The source buffers are handled like ring buffers, i.e. when a new column of a character appears, only that column must be printed to the buffer, the whole buffer does not need to be scrolled. When copying to display area, only the source pointers need to be scrolled so that the target data is moved by one column while the source data remains the same. This also made it easy to use two buffers, because the same copy routine could be used, just the source pointers were changed to point to the right source buffer.
Actually, we don't even need to change the pointers at all, but scroll the video matrix contents instead. At first the columns corresponds to character codes 0/1..54/55 (two rows, 28 columns). When scrolling new data is copied to charactes 0 and 1, and the video matrix columns are set to 2/3..54/55,0/1.

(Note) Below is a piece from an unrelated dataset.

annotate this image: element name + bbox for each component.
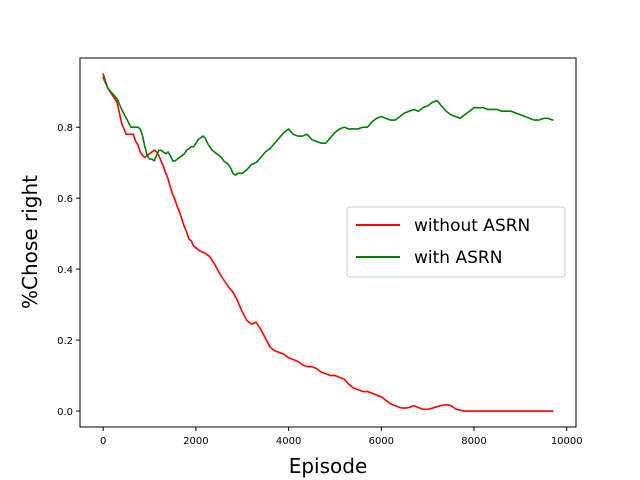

But the pointers can be set to point to the font itself instead of the source buffer (there is only one now, because we eliminated the shifted one), eliminating the use of a temporary graphics buffer completely. Now we only have the 3kB font and the 896-byte graphics display area, and the pointers have the information about which column of which character corresponds to which column of display data.
This is much better than the original, but still too much. The copying routine requires that each source 'slice' is consequtive 32 bytes and the effects assume that first line of the font is empty. The character packing that is used in the 3k-vimmii part can be applied here, the unit is simply 32 bytes instead of 16 bytes, i.e. only identical columns are removed. To save enough space I had to edit the font more dramatically, I even left out WXZ that were not used in the scrolltext. The result is 1536 bytes for the font, 84 bytes for the mapping table.
The improved scroller allowed two effects and no-effect on-screen simultaneously. Each character (or in fact each column of a character) could select any of these. This required a 120-byte table and the effect code was a little more complicated than necessary. One effect (or no effect) for the whole display only needs one 40-byte table and simplified effect code. Also, I had to drop some effects. Two of the remaining ones use the same data tables and the third leaves the table to 'normal' state after finishing.
Some of the tables are located in color memory (just remember to clear the top nybble), and the loader is not used anymore, so also that 200 bytes is free for grabs. Sprinkled on top with Anders Carlsson's very tiny trackplayer and tune ($90 for music data, $d0 for player) the part is finished.